Читать книгу Стрельцы - Константин Масальский - Страница 5
Часть первая
III
ОглавлениеКто узрит нас? Под ризой ночи
Путями тайны мы пройдем,
И будет пир страстям роскошный.
Глинка
Благовест призывал православных к обедне, когда Сухаревского полка пятисотенный Василий Бурмистров шел в дом к начальнику Стрелецкого приказа князю Михаилу Юрьевичу Долгорукому. Проходя по берегу Москвы-реки и поравнявшись с одним низеньким домиком, увидел он под окнами сидевшую на скамье старушку, одетую в черный сарафан и повязанную платком того же цвета. Она горько плакала. Бурмистров решился подойти к ней и спросить о причине ее горести. Долго рыдания мешали ей отвечать на вопрос прохожего. Наконец она, отняв от глаз платок и взглянув на Бурмистрова, на лице которого живыми красками изображалось сострадание, сказала ему:
– На что, батюшка, знать тебе про мое горе? Ты мне не поможешь.
– Почему знать, старушка! Может быть, я и найду средство помочь тебе.
– Нет, кормилец мой! Мне уж недолго осталось жить на свете. Скоро прикроет меня гробовая доска, тогда и горю конец! Ох, боярин, боярин! Будешь ты отвечать перед Богом, что обижаешь меня, бедную.
– Про какого боярина говоришь ты, бабушка?
– Бог ему судья! Я не хочу его осуждать и перед добрыми людьми порочить.
– Будь со мною откровенна: скажи, кто твой обидчик. Авось и помогу тебе. Меня знают многие знаменитые бояре. Я замолвлю за тебя слово перед ними. Самому царю ударю челом.

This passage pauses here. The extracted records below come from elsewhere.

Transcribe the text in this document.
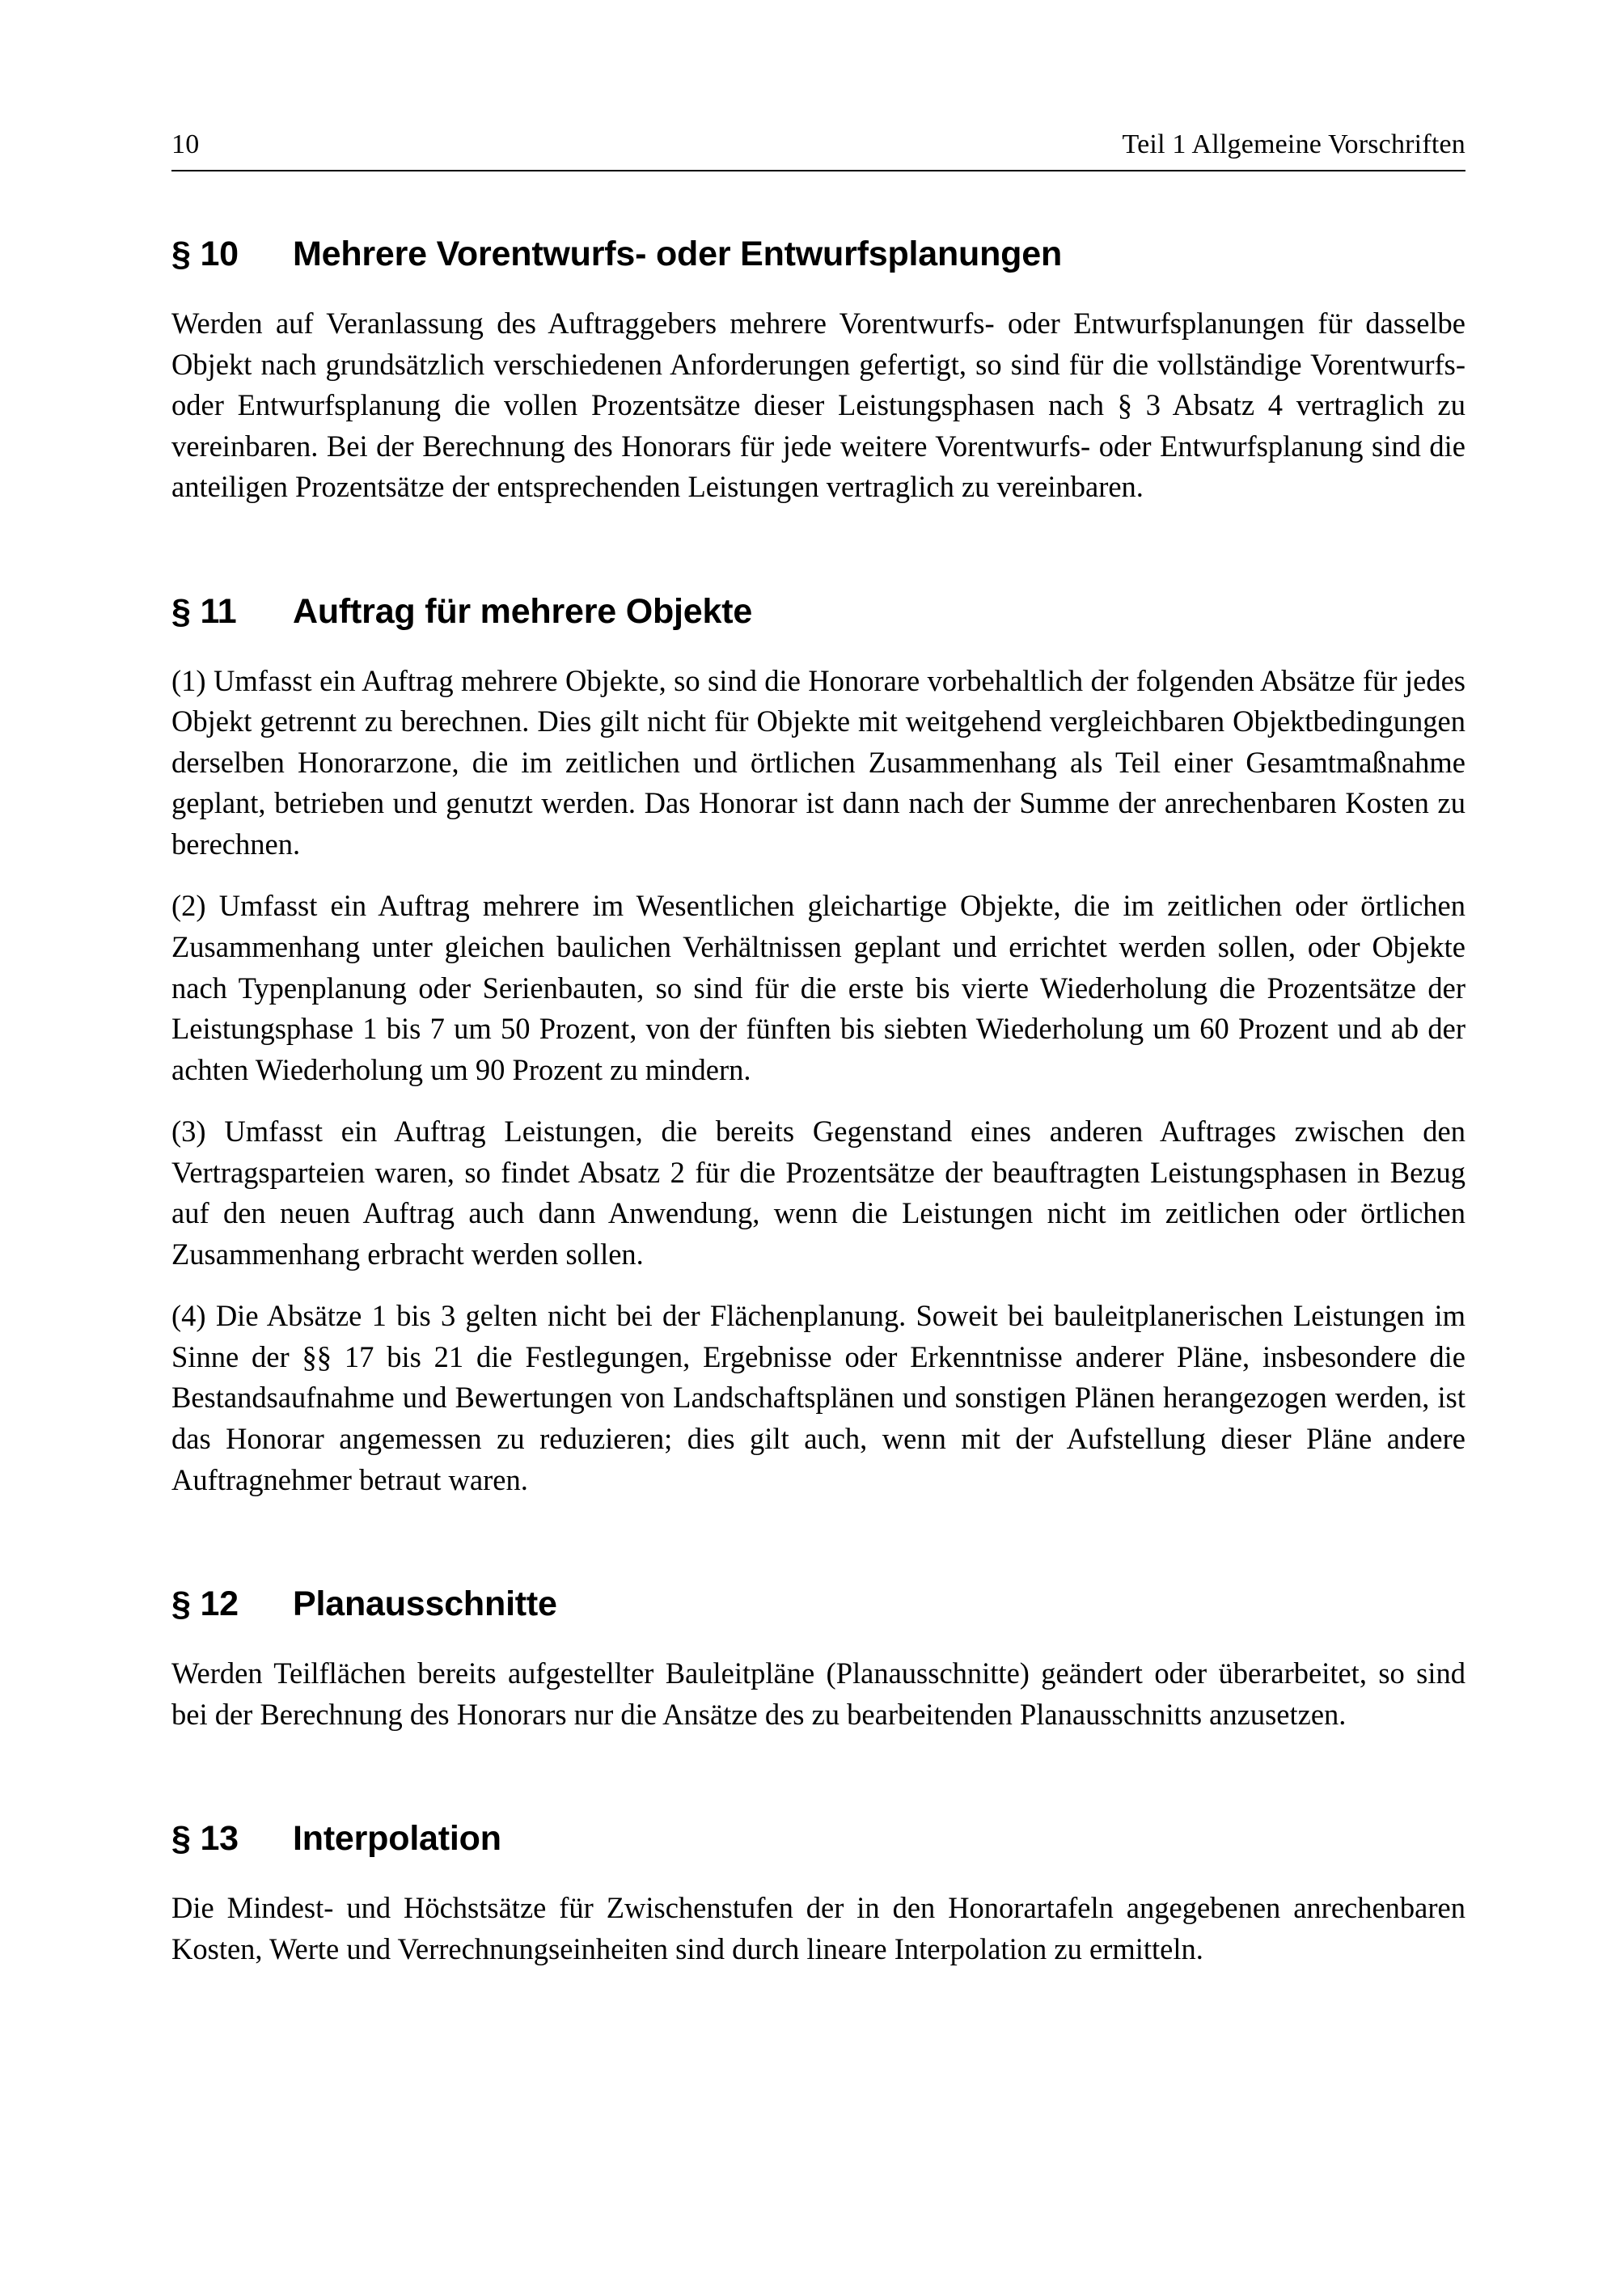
10	Teil 1 Allgemeine Vorschriften
§ 10 Mehrere Vorentwurfs- oder Entwurfsplanungen

Werden auf Veranlassung des Auftraggebers mehrere Vorentwurfs- oder Entwurfsplanungen für dasselbe Objekt nach grundsätzlich verschiedenen Anforderungen gefertigt, so sind für die vollständige Vorentwurfs- oder Entwurfsplanung die vollen Prozentsätze dieser Leistungsphasen nach § 3 Absatz 4 vertraglich zu vereinbaren. Bei der Berechnung des Honorars für jede weitere Vorentwurfs- oder Entwurfsplanung sind die anteiligen Prozentsätze der entsprechenden Leistungen vertraglich zu vereinbaren.

§ 11 Auftrag für mehrere Objekte

(1) Umfasst ein Auftrag mehrere Objekte, so sind die Honorare vorbehaltlich der folgenden Absätze für jedes Objekt getrennt zu berechnen. Dies gilt nicht für Objekte mit weitgehend vergleichbaren Objektbedingungen derselben Honorarzone, die im zeitlichen und örtlichen Zusammenhang als Teil einer Gesamtmaßnahme geplant, betrieben und genutzt werden. Das Honorar ist dann nach der Summe der anrechenbaren Kosten zu berechnen.

(2) Umfasst ein Auftrag mehrere im Wesentlichen gleichartige Objekte, die im zeitlichen oder örtlichen Zusammenhang unter gleichen baulichen Verhältnissen geplant und errichtet werden sollen, oder Objekte nach Typenplanung oder Serienbauten, so sind für die erste bis vierte Wiederholung die Prozentsätze der Leistungsphase 1 bis 7 um 50 Prozent, von der fünften bis siebten Wiederholung um 60 Prozent und ab der achten Wiederholung um 90 Prozent zu mindern.

(3) Umfasst ein Auftrag Leistungen, die bereits Gegenstand eines anderen Auftrages zwischen den Vertragsparteien waren, so findet Absatz 2 für die Prozentsätze der beauftragten Leistungsphasen in Bezug auf den neuen Auftrag auch dann Anwendung, wenn die Leistungen nicht im zeitlichen oder örtlichen Zusammenhang erbracht werden sollen.

(4) Die Absätze 1 bis 3 gelten nicht bei der Flächenplanung. Soweit bei bauleitplanerischen Leistungen im Sinne der §§ 17 bis 21 die Festlegungen, Ergebnisse oder Erkenntnisse anderer Pläne, insbesondere die Bestandsaufnahme und Bewertungen von Landschaftsplänen und sonstigen Plänen herangezogen werden, ist das Honorar angemessen zu reduzieren; dies gilt auch, wenn mit der Aufstellung dieser Pläne andere Auftragnehmer betraut waren.

§ 12 Planausschnitte

Werden Teilflächen bereits aufgestellter Bauleitpläne (Planausschnitte) geändert oder überarbeitet, so sind bei der Berechnung des Honorars nur die Ansätze des zu bearbeitenden Planausschnitts anzusetzen.

§ 13 Interpolation

Die Mindest- und Höchstsätze für Zwischenstufen der in den Honorartafeln angegebenen anrechenbaren Kosten, Werte und Verrechnungseinheiten sind durch lineare Interpolation zu ermitteln.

– Спасибо тебе, кормилец, что за меня, беззащитную вдову, вступаешься. Бог заплатит тебе! Знаю, что ты мне не поможешь, но так и быть: я все тебе расскажу. Вон видишь ли там, за крашеным забором, где ворота со львами на вереях[26], большой сад и высокие хоромы? Там живет сосед мой, боярин Милославский. Мой покойный сожитель Петр Иванович, по прозванию Смирнов, здешней приходской церкви священник, оставил мне этот домишко с огородом. Он преставился накануне Крещенья незадолго до кончины царя Алексея Михайловича. Вот уж седьмой год, кормилец мой, как я вдовею. Сын мой Андрюша обучается в окодемьи, что в Андреевском монастыре. Не отдала бы я его туда ни за что, как бы не покойник муж завещал. Будущим летом, в день святыя мученицы Аграфены-Купальницы, минет ему осьмнадцать лет; мог бы уж хлеб доставать да меня, старуху, кормить. А то бьет только баклуши, прости господи! Только и вижу его в праздники; а в будни все в монастыре. Учится там какой-то кречетской грамоте, алтынскому языку и невесть чему! Как бы не помогала мне дочь Наташа, так давно бы я с голоду померла. Она одним годом помоложе брата, а какая разумная, какая добрая! Самоучкой выучилась золотом вышивать. Успевает и шить, и за хозяйством ходить, а по вечерам читает мне Писание да Жития. И в книжном-то ремесле она, я чай, брату не уступит. В праздник только у нея, моей голубушки, и дела, что с ним за книгой да за грамотой сидеть. Пишет, словно приказный! И брат-то на нее только дивуется. Каково же мне, батюшка, расстаться с такою дочерью!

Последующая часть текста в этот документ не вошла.